İşte Rahmi Maltaş`ın makalesi
CHP, Kürt Milleti ve İslamiyet
…Kavurdukları helva adına and içerek, Sultan’la birlikte Allah’ı da tahtından indirdiklerinden emin olduktan sonra da savaşa iki cephede devam ettiler. Birinci cephe Allah ve O`nun dinine karşı, ikincisi ise Kürtlere karşı açıldı. Ahlaksız savaşın bütün usulleri… Fiili, psikolojik, diplomatik... Zor durumlarda en geçerli akçeleri ise hile ve ikiyüzlülük!
Önce batılılaşmaya, muasırlaşmaya en büyük engel olduğuna iman eden elitin İslam’la hesaplaşma dönemi başladı. Fakat 600 yıldır görece İslam hukuku ile idare edilen halkı teskin ve kendi niyetlerini gizlemek üzere, en önemlisi de İslam’ı yeni sistemin ‘emir eri’ konumuna düşürmek için 1 Nisan 1924 tarihinde Diyanet İşleri Reisliği kuruldu. Bu konuda samimi olduklarına Müslüman halkı inandırmak için Diyanet İşleri Reisine en yüksek devlet memuru maaşı uygun görülmüş, bakanlara verilen kırmızı plakalı makam aracı tahsis edilmiş ve protokoldeki yeri de bu özelliklere göre belirlenmiştir.

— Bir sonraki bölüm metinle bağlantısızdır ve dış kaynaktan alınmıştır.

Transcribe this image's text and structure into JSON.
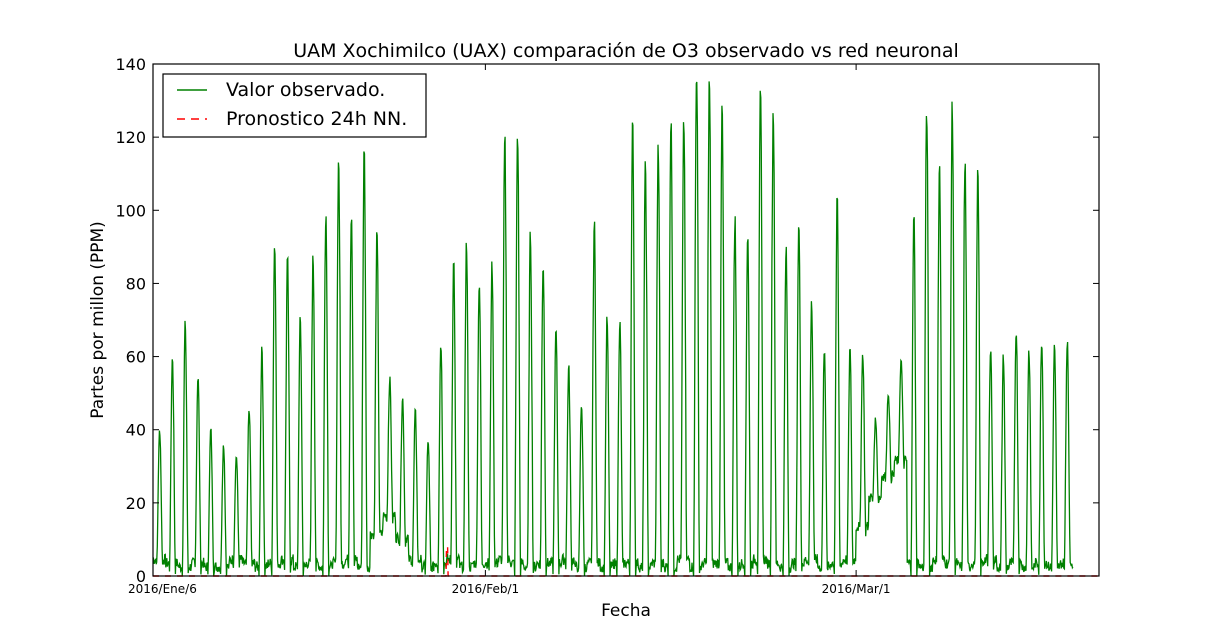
{
  "chart_data": {
    "type": "line",
    "title": "UAM Xochimilco (UAX) comparación de O3 observado vs red neuronal",
    "xlabel": "Fecha",
    "ylabel": "Partes por millon (PPM)",
    "xlim": [
      "2016-01-06",
      "2016-03-20"
    ],
    "ylim": [
      0,
      140
    ],
    "yticks": [
      0,
      20,
      40,
      60,
      80,
      100,
      120,
      140
    ],
    "xticks": [
      {
        "label": "2016/Ene/6",
        "date": "2016-01-06"
      },
      {
        "label": "2016/Feb/1",
        "date": "2016-02-01"
      },
      {
        "label": "2016/Mar/1",
        "date": "2016-03-01"
      }
    ],
    "grid": false,
    "legend_position": "top-left",
    "series": [
      {
        "name": "Valor observado.",
        "color": "#008000",
        "style": "solid",
        "daily_peaks": [
          40,
          60,
          69,
          55,
          40,
          36,
          33,
          46,
          62,
          92,
          86,
          70,
          87,
          100,
          114,
          100,
          116,
          93,
          54,
          49,
          45,
          37,
          64,
          86,
          91,
          81,
          85,
          119,
          121,
          93,
          86,
          67,
          57,
          47,
          96,
          70,
          69,
          123,
          112,
          117,
          127,
          125,
          140,
          135,
          127,
          98,
          94,
          131,
          128,
          89,
          96,
          75,
          63,
          102,
          62,
          61,
          43,
          50,
          59,
          98,
          128,
          112,
          128,
          113,
          110,
          63,
          60,
          68,
          62,
          65,
          63,
          65
        ],
        "daily_troughs": [
          3,
          2,
          1,
          2,
          1,
          1,
          3,
          2,
          1,
          2,
          3,
          1,
          2,
          1,
          2,
          3,
          1,
          10,
          15,
          9,
          3,
          1,
          2,
          3,
          1,
          2,
          2,
          3,
          2,
          1,
          2,
          2,
          3,
          1,
          2,
          1,
          2,
          2,
          1,
          2,
          1,
          3,
          1,
          2,
          2,
          1,
          2,
          3,
          2,
          1,
          2,
          3,
          1,
          2,
          3,
          12,
          20,
          26,
          30,
          2,
          1,
          3,
          2,
          1,
          2,
          3,
          1,
          2,
          1,
          2,
          1,
          2
        ]
      },
      {
        "name": "Pronostico 24h NN.",
        "color": "#ff0000",
        "style": "dashed",
        "baseline": 0,
        "spikes": [
          {
            "date": "2016-01-29",
            "value": 8
          }
        ]
      }
    ]
  }
}
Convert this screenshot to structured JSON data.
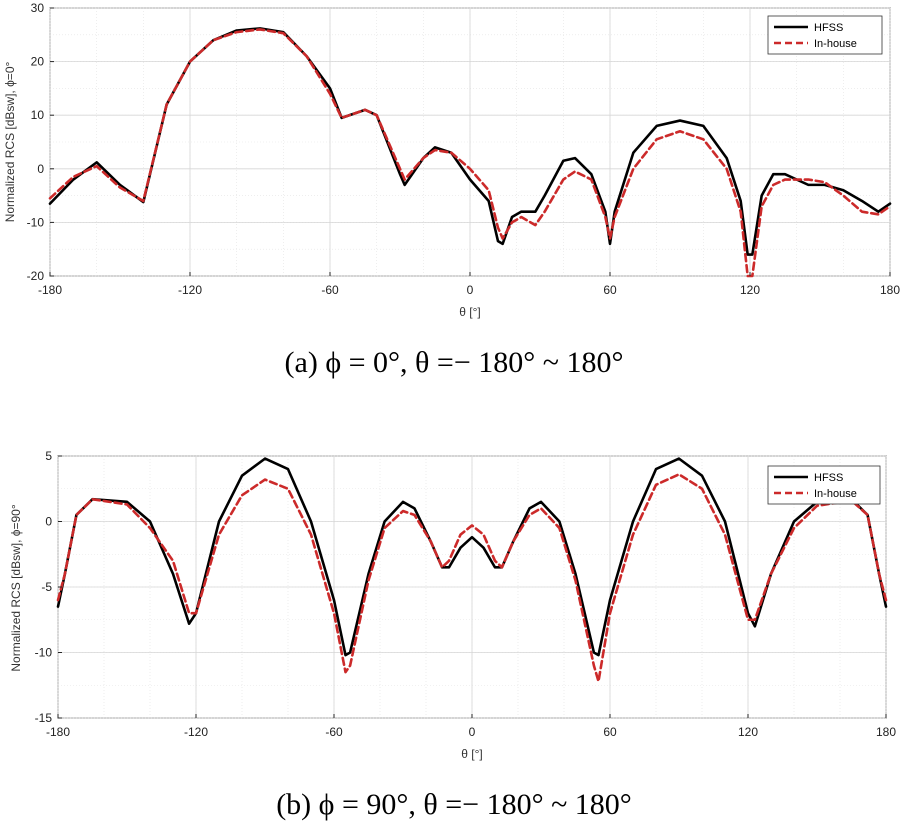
{
  "chart_data": [
    {
      "type": "line",
      "caption": "(a)  ϕ = 0°,  θ =− 180° ~ 180°",
      "xlabel": "θ [°]",
      "ylabel": "Normalized RCS [dBsw], ϕ=0°",
      "xlim": [
        -180,
        180
      ],
      "ylim": [
        -20,
        30
      ],
      "xticks": [
        -180,
        -120,
        -60,
        0,
        60,
        120,
        180
      ],
      "yticks": [
        -20,
        -10,
        0,
        10,
        20,
        30
      ],
      "grid": true,
      "legend_position": "top-right",
      "series": [
        {
          "name": "HFSS",
          "color": "#000000",
          "style": "solid",
          "points": [
            [
              -180,
              -6.5
            ],
            [
              -170,
              -2
            ],
            [
              -160,
              1.2
            ],
            [
              -150,
              -3
            ],
            [
              -140,
              -6.2
            ],
            [
              -130,
              12
            ],
            [
              -120,
              20
            ],
            [
              -110,
              24
            ],
            [
              -100,
              25.8
            ],
            [
              -90,
              26.2
            ],
            [
              -80,
              25.5
            ],
            [
              -70,
              21
            ],
            [
              -60,
              15
            ],
            [
              -55,
              9.5
            ],
            [
              -45,
              11
            ],
            [
              -40,
              10
            ],
            [
              -30,
              -1
            ],
            [
              -28,
              -3
            ],
            [
              -20,
              2
            ],
            [
              -15,
              4
            ],
            [
              -8,
              3
            ],
            [
              0,
              -2
            ],
            [
              8,
              -6
            ],
            [
              12,
              -13.5
            ],
            [
              14,
              -14
            ],
            [
              18,
              -9
            ],
            [
              22,
              -8
            ],
            [
              28,
              -8
            ],
            [
              32,
              -5
            ],
            [
              40,
              1.5
            ],
            [
              45,
              2
            ],
            [
              52,
              -1
            ],
            [
              58,
              -8
            ],
            [
              60,
              -14
            ],
            [
              62,
              -8
            ],
            [
              70,
              3
            ],
            [
              80,
              8
            ],
            [
              90,
              9
            ],
            [
              100,
              8
            ],
            [
              110,
              2
            ],
            [
              116,
              -6
            ],
            [
              119,
              -16
            ],
            [
              121,
              -16
            ],
            [
              125,
              -5
            ],
            [
              130,
              -1
            ],
            [
              135,
              -1
            ],
            [
              145,
              -3
            ],
            [
              152,
              -3
            ],
            [
              160,
              -4
            ],
            [
              168,
              -6
            ],
            [
              175,
              -8
            ],
            [
              180,
              -6.5
            ]
          ]
        },
        {
          "name": "In-house",
          "color": "#cc2a2a",
          "style": "dashed",
          "points": [
            [
              -180,
              -5.5
            ],
            [
              -170,
              -1.5
            ],
            [
              -160,
              0.5
            ],
            [
              -150,
              -3.5
            ],
            [
              -140,
              -6
            ],
            [
              -130,
              12
            ],
            [
              -120,
              20
            ],
            [
              -110,
              24
            ],
            [
              -100,
              25.5
            ],
            [
              -90,
              26
            ],
            [
              -80,
              25.3
            ],
            [
              -70,
              21
            ],
            [
              -60,
              14
            ],
            [
              -55,
              9.5
            ],
            [
              -45,
              11
            ],
            [
              -40,
              10
            ],
            [
              -30,
              0
            ],
            [
              -28,
              -2
            ],
            [
              -20,
              2
            ],
            [
              -15,
              3.5
            ],
            [
              -8,
              3
            ],
            [
              0,
              0
            ],
            [
              8,
              -4
            ],
            [
              12,
              -11
            ],
            [
              14,
              -13
            ],
            [
              18,
              -10
            ],
            [
              22,
              -9
            ],
            [
              28,
              -10.5
            ],
            [
              32,
              -8
            ],
            [
              40,
              -2
            ],
            [
              45,
              -0.5
            ],
            [
              52,
              -2
            ],
            [
              58,
              -9
            ],
            [
              60,
              -13
            ],
            [
              62,
              -9
            ],
            [
              70,
              0
            ],
            [
              80,
              5.5
            ],
            [
              90,
              7
            ],
            [
              100,
              5.5
            ],
            [
              110,
              0
            ],
            [
              116,
              -8
            ],
            [
              119,
              -20
            ],
            [
              121,
              -20
            ],
            [
              125,
              -7
            ],
            [
              130,
              -3
            ],
            [
              135,
              -2
            ],
            [
              145,
              -2
            ],
            [
              152,
              -2.5
            ],
            [
              160,
              -5
            ],
            [
              168,
              -8
            ],
            [
              175,
              -8.5
            ],
            [
              180,
              -7
            ]
          ]
        }
      ]
    },
    {
      "type": "line",
      "caption": "(b)  ϕ = 90°,  θ =− 180° ~ 180°",
      "xlabel": "θ [°]",
      "ylabel": "Normalized RCS [dBsw], ϕ=90°",
      "xlim": [
        -180,
        180
      ],
      "ylim": [
        -15,
        5
      ],
      "xticks": [
        -180,
        -120,
        -60,
        0,
        60,
        120,
        180
      ],
      "yticks": [
        -15,
        -10,
        -5,
        0,
        5
      ],
      "grid": true,
      "legend_position": "top-right",
      "series": [
        {
          "name": "HFSS",
          "color": "#000000",
          "style": "solid",
          "points": [
            [
              -180,
              -6.5
            ],
            [
              -177,
              -4
            ],
            [
              -172,
              0.5
            ],
            [
              -165,
              1.7
            ],
            [
              -150,
              1.5
            ],
            [
              -140,
              0
            ],
            [
              -130,
              -4
            ],
            [
              -123,
              -7.8
            ],
            [
              -120,
              -7
            ],
            [
              -110,
              0
            ],
            [
              -100,
              3.5
            ],
            [
              -90,
              4.8
            ],
            [
              -80,
              4
            ],
            [
              -70,
              0
            ],
            [
              -60,
              -6
            ],
            [
              -55,
              -10.2
            ],
            [
              -53,
              -10
            ],
            [
              -45,
              -4
            ],
            [
              -38,
              0
            ],
            [
              -30,
              1.5
            ],
            [
              -25,
              1
            ],
            [
              -18,
              -1.5
            ],
            [
              -13,
              -3.5
            ],
            [
              -10,
              -3.5
            ],
            [
              -5,
              -2
            ],
            [
              0,
              -1.2
            ],
            [
              5,
              -2
            ],
            [
              10,
              -3.5
            ],
            [
              13,
              -3.5
            ],
            [
              18,
              -1.5
            ],
            [
              25,
              1
            ],
            [
              30,
              1.5
            ],
            [
              38,
              0
            ],
            [
              45,
              -4
            ],
            [
              53,
              -10
            ],
            [
              55,
              -10.2
            ],
            [
              60,
              -6
            ],
            [
              70,
              0
            ],
            [
              80,
              4
            ],
            [
              90,
              4.8
            ],
            [
              100,
              3.5
            ],
            [
              110,
              0
            ],
            [
              120,
              -7
            ],
            [
              123,
              -8
            ],
            [
              130,
              -4
            ],
            [
              140,
              0
            ],
            [
              150,
              1.5
            ],
            [
              165,
              1.7
            ],
            [
              172,
              0.5
            ],
            [
              177,
              -4
            ],
            [
              180,
              -6.5
            ]
          ]
        },
        {
          "name": "In-house",
          "color": "#cc2a2a",
          "style": "dashed",
          "points": [
            [
              -180,
              -6
            ],
            [
              -177,
              -4
            ],
            [
              -172,
              0.5
            ],
            [
              -165,
              1.7
            ],
            [
              -150,
              1.3
            ],
            [
              -140,
              -0.5
            ],
            [
              -130,
              -3
            ],
            [
              -123,
              -7
            ],
            [
              -120,
              -7
            ],
            [
              -110,
              -1
            ],
            [
              -100,
              2
            ],
            [
              -90,
              3.2
            ],
            [
              -80,
              2.5
            ],
            [
              -70,
              -1
            ],
            [
              -60,
              -7
            ],
            [
              -55,
              -11.5
            ],
            [
              -53,
              -11
            ],
            [
              -45,
              -4.5
            ],
            [
              -38,
              -0.5
            ],
            [
              -30,
              0.8
            ],
            [
              -25,
              0.5
            ],
            [
              -18,
              -1.5
            ],
            [
              -13,
              -3.5
            ],
            [
              -10,
              -3
            ],
            [
              -5,
              -1
            ],
            [
              0,
              -0.3
            ],
            [
              5,
              -1
            ],
            [
              10,
              -3
            ],
            [
              13,
              -3.5
            ],
            [
              18,
              -1.5
            ],
            [
              25,
              0.5
            ],
            [
              30,
              1
            ],
            [
              38,
              -0.5
            ],
            [
              45,
              -4.5
            ],
            [
              53,
              -11
            ],
            [
              55,
              -12.2
            ],
            [
              60,
              -7
            ],
            [
              70,
              -1
            ],
            [
              80,
              2.8
            ],
            [
              90,
              3.6
            ],
            [
              100,
              2.5
            ],
            [
              110,
              -1
            ],
            [
              120,
              -7.5
            ],
            [
              123,
              -7.5
            ],
            [
              130,
              -4
            ],
            [
              140,
              -0.5
            ],
            [
              150,
              1.2
            ],
            [
              165,
              1.6
            ],
            [
              172,
              0.5
            ],
            [
              177,
              -4
            ],
            [
              180,
              -6
            ]
          ]
        }
      ]
    }
  ]
}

Gerektiğinde süngü ve darağaçları. Kanunu yokken, şapkaya muhalefet ettiği gerekçesiyle 3 Şubat 1926’da Müderris İskilipli Atıf Hoca ve dinî kitap yazdığı gerekçesiyle Babaeski Müftüsü Ali Rıza Hoca idam edildiler. Eş zamanlı olarak kurucu iradeye tapanların kaleminden akan zehrin araladığı mebusluk kapısı. Hayâsızlıkta sınır yoksa ölçüsüzlük kaçınılmaz olur. “Allah’ı da, Sultan’la birlikte tahtından indirdik,” diyen Refik Ahmet Sevengil’in Allah’a meydan okuyan bu sözlerinin karşılığı Tokat iline mebusluk oldu. Bâbil Kralı Nemrud bile bu kadar keskin konuşmamıştı.
CHP’nin din karşıtlığı, çağdaş kavramla ifade edilecekse, bütün dinleri red eden ateizm olmamıştır. 1922’den bu yana yargılanan, aşağılanan İslam ve Müslümanlar olmuştur. İslam karşıtlığı, Mustafa Kemal dahil, hiçbir CHP mensubunu rahatsız etmemiştir. Örneğin, “İslamiyet denince aklıma çorap kokusu gelir,” diyen Falih Rıfkı Atay 1923’ten itibaren 27 yıl boyunca milletvekilliği yapmıştır. Tam tersine, İslam’a, O`nun Peygamberine hakaret, resmi ideolojinin en uzun ömürlü politikası olmuştur.
........
CHP’nin dinsiz bir toplum hedeflemediği iddiası doğrudur. Samsun Mebusu Ruşeni Barkın cumhuriyetin üçüncü yılında, yani 1926’da büyük bir özgüvenle şunları söylüyordu: “Felsefemizde din kelimesinin tam karşılığı ulusalcılıktır. Bizim kutsal kitabımız, bilgiyi esirgeyen, varlığı taşıyan, mutluluğu kucaklayan, Türklüğü yükselten ve bütün Türkleri birleştiren milliyetçiliğimizdir.”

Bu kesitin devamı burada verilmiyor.